Given we succeed with this approach I would happily take a super advanced tex counting module/function for the wordcount
package.
If this is not possible in the short-term, as I am using it now the main inaccuracy seems to come from the inclusion of words in comments. Is there an easy language-nonspecific way to not include them in the count or does the atom code make that difficult to do?
If this is not possible in the short-term, as I am using it now the main inaccuracy seems to come from the inclusion of words in comments. Is there an easy language-nonspecific way to not include them in the count or does the atom code make that difficult to do?

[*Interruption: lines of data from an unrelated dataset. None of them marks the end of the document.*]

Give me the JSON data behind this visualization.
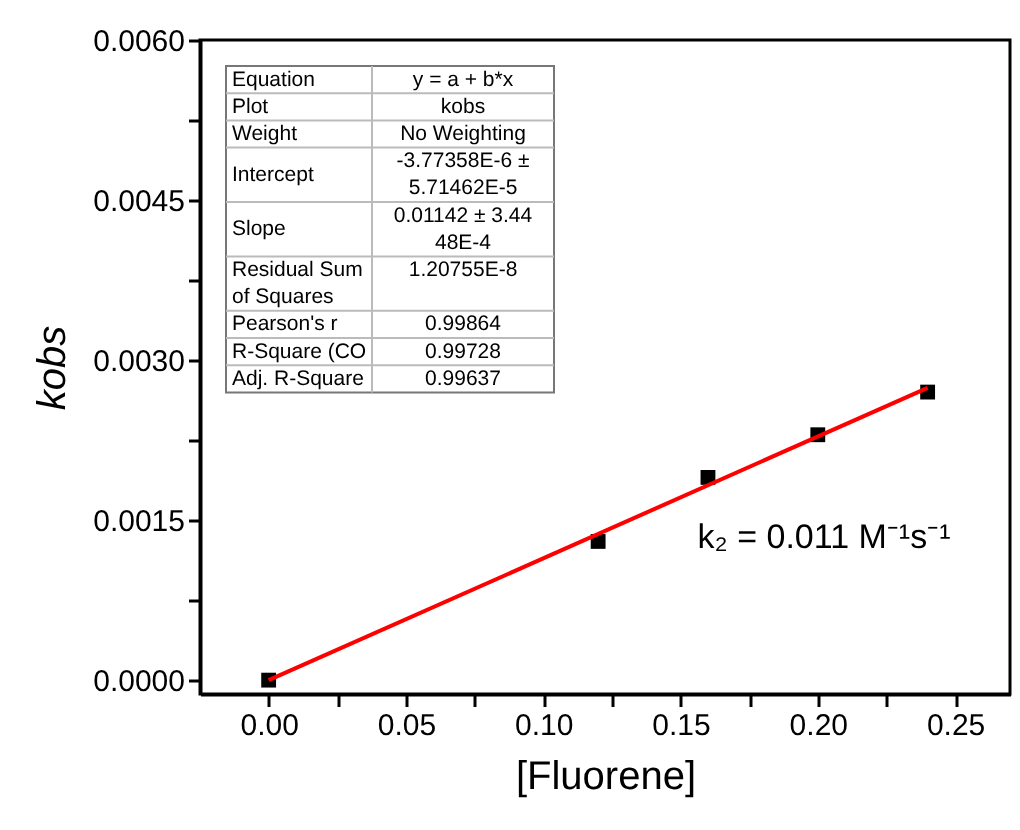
{
  "chart_data": {
    "type": "scatter",
    "xlabel": "[Fluorene]",
    "ylabel": "kobs",
    "xlim": [
      -0.025,
      0.27
    ],
    "ylim": [
      -0.00013,
      0.006
    ],
    "xticks": [
      {
        "value": 0,
        "label": "0.00"
      },
      {
        "value": 0.025,
        "label": null
      },
      {
        "value": 0.05,
        "label": "0.05"
      },
      {
        "value": 0.075,
        "label": null
      },
      {
        "value": 0.1,
        "label": "0.10"
      },
      {
        "value": 0.125,
        "label": null
      },
      {
        "value": 0.15,
        "label": "0.15"
      },
      {
        "value": 0.175,
        "label": null
      },
      {
        "value": 0.2,
        "label": "0.20"
      },
      {
        "value": 0.225,
        "label": null
      },
      {
        "value": 0.25,
        "label": "0.25"
      }
    ],
    "yticks": [
      {
        "value": 0,
        "label": "0.0000"
      },
      {
        "value": 0.00075,
        "label": null
      },
      {
        "value": 0.0015,
        "label": "0.0015"
      },
      {
        "value": 0.00225,
        "label": null
      },
      {
        "value": 0.003,
        "label": "0.0030"
      },
      {
        "value": 0.00375,
        "label": null
      },
      {
        "value": 0.0045,
        "label": "0.0045"
      },
      {
        "value": 0.00525,
        "label": null
      },
      {
        "value": 0.006,
        "label": "0.0060"
      }
    ],
    "grid": false,
    "series": [
      {
        "marker": "square",
        "color": "#000000",
        "x": [
          0,
          0.12,
          0.16,
          0.2,
          0.24
        ],
        "values": [
          0,
          0.0013,
          0.0019,
          0.0023,
          0.0027
        ]
      },
      {
        "type": "line",
        "line_style": "solid",
        "color": "#ff0000",
        "x": [
          0,
          0.24
        ],
        "values": [
          0,
          0.00274
        ]
      }
    ],
    "annotations": [
      "Equation",
      "y = a + b*x",
      "Plot",
      "kobs",
      "Weight",
      "No Weighting",
      "Intercept",
      "-3.77358E-6 ± 5.71462E-5",
      "Slope",
      "0.01142 ± 3.4448E-4",
      "Residual Sum of Squares",
      "1.20755E-8",
      "Pearson's r",
      "0.99864",
      "R-Square (CO",
      "0.99728",
      "Adj. R-Square",
      "0.99637",
      "k₂ = 0.011 M⁻¹s⁻¹"
    ]
  }
}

@josh-bridge IIRC atom has an inbuild parser, so I think technically it would be possible to detect comments and ignore them. However, you would need to get this metadata from the Atom API. Which is not really used for counting (yet).
@josh-bridge can you try whether mbroedl/atom-wordcount works for you (cf. #99)?
I added an option to exclude specific scopes or only count specific scopes. For markdown a simple comment.*
would therefore ignore all comments. I don't know much about the latex tokenisation, but I hope you should be able to do what you planned?
I will create a PR when people are happy.
In same way that word counts are supported for Markdown files, it would be ideal for wordcount to be able to ignore LaTeX syntax and provide an accurate word count.